Assessing the signal quality of electrocardiograms from varied acquisition sources

A generic machine learning pipeline for model generation

More Info


Background and objective: Long-term electrocardiogram monitoring comes at the expense of signal quality. During unconstrained movements, the electrocardiogram is often corrupted by motion artefacts, which can lead to inaccurate physiological information. In this situation, automated quality assessment methods are useful to increase the reliability of the measurements. A generic machine learning pipeline that generates classification models for electrocardiogram quality assessment is presented in this article. The presented pipeline is tested on signals from varied acquisition sources, towards selecting segments that can be used for heart rate analysis in lifestyle applications. Methods: Electrocardiogram recordings from traditional, wearable and ubiquitous devices, are segmented in 10 s windows and manually labeled by experienced researchers into two quality classes. To capture the electrocardiogram dynamics, a comprehensive set of 43 features is extracted from each segment, based on the time-domain signal, its Fast Fourier Transform, the Autocorrelation function and the Stationary Wavelet Transform. To select the most relevant features for each acquisition source we employ both a customized hybrid approach and the state-of-the-art Neighborhood Component Analysis method and compare them.

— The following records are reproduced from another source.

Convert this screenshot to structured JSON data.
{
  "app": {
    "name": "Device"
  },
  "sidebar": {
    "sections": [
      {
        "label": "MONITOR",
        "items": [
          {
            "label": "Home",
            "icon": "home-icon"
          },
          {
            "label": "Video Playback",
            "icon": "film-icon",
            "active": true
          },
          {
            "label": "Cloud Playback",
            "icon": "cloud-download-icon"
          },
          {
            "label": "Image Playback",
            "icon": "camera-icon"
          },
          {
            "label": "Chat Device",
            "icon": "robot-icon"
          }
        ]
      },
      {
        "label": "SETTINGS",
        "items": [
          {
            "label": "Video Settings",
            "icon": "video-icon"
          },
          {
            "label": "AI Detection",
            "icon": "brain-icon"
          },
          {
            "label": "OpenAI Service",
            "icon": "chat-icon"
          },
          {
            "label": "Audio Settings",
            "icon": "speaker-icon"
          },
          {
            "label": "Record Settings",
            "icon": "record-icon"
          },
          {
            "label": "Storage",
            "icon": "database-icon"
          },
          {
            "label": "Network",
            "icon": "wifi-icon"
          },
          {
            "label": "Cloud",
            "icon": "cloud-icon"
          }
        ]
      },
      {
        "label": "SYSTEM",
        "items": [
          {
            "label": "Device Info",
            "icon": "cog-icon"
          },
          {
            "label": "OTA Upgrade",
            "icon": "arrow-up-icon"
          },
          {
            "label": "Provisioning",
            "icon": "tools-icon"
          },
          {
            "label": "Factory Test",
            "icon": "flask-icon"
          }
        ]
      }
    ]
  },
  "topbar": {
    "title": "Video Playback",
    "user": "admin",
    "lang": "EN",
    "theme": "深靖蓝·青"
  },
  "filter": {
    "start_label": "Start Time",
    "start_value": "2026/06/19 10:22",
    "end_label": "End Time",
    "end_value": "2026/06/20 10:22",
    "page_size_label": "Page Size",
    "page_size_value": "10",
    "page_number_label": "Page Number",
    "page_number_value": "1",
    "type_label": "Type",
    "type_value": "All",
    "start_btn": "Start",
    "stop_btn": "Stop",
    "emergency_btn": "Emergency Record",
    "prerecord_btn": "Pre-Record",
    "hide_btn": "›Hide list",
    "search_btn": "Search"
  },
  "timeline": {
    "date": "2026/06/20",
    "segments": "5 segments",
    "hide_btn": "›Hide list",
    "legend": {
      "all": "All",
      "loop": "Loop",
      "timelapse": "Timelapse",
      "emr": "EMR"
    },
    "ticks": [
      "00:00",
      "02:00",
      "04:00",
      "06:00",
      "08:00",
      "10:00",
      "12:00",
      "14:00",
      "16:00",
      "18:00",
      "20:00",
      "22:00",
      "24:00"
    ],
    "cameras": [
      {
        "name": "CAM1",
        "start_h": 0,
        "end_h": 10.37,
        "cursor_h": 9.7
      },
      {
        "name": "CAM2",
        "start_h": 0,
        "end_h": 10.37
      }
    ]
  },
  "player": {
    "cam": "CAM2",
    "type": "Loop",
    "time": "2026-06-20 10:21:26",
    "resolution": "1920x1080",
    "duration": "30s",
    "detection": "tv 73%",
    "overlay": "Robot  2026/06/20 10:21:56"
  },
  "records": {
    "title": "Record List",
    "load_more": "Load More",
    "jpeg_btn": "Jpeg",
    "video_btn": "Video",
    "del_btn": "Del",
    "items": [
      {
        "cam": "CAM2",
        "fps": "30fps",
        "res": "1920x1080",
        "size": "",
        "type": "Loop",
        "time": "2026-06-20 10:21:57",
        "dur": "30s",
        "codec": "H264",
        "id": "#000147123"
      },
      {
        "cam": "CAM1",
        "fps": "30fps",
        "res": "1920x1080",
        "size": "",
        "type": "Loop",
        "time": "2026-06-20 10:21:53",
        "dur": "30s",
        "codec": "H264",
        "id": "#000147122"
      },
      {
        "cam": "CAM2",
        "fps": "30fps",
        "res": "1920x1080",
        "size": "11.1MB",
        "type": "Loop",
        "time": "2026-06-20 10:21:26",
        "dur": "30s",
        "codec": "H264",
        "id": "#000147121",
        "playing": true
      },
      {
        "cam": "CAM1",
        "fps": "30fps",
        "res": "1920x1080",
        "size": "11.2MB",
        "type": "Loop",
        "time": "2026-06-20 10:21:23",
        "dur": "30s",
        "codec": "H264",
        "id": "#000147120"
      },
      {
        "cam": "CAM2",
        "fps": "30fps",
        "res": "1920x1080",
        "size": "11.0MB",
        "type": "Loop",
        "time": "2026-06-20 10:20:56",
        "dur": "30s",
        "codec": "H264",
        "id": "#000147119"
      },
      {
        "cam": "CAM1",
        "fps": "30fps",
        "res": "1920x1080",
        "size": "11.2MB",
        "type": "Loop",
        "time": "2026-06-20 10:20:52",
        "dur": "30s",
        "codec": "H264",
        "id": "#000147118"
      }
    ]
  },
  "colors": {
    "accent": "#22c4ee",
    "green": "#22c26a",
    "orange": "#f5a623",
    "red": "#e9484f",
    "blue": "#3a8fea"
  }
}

Support Vector Machines (SVM), Decision Trees, K-Nearest-Neighbors and supervised ensemble methods are tested as possible binary classifiers. Results: The results for the best performing models on traditional, wearable and ubiquitous electrocardiogram datasets are, respectively: balanced-accuracy: 89%, F1-score: 93% with the Fine Gaussian SVM model and 10 features; balanced-accuracy: 93%, F1-score: 93% with the Fine Gaussian SVM model and 11 features; balanced-accuracy: 95%, F1-score: 86%, with the Fine Gaussian SVM model and 8 features. Conclusions: According to the results, our generic pipeline can generate classification models tailored to individual acquisition sources, provided that a standard Lead I or Lead II is available. Such models accurately establish whether the electrocardiogram quality is good or bad for heart rate analysis. Furthermore, removing bad quality segments decreases errors in heart rate calculation.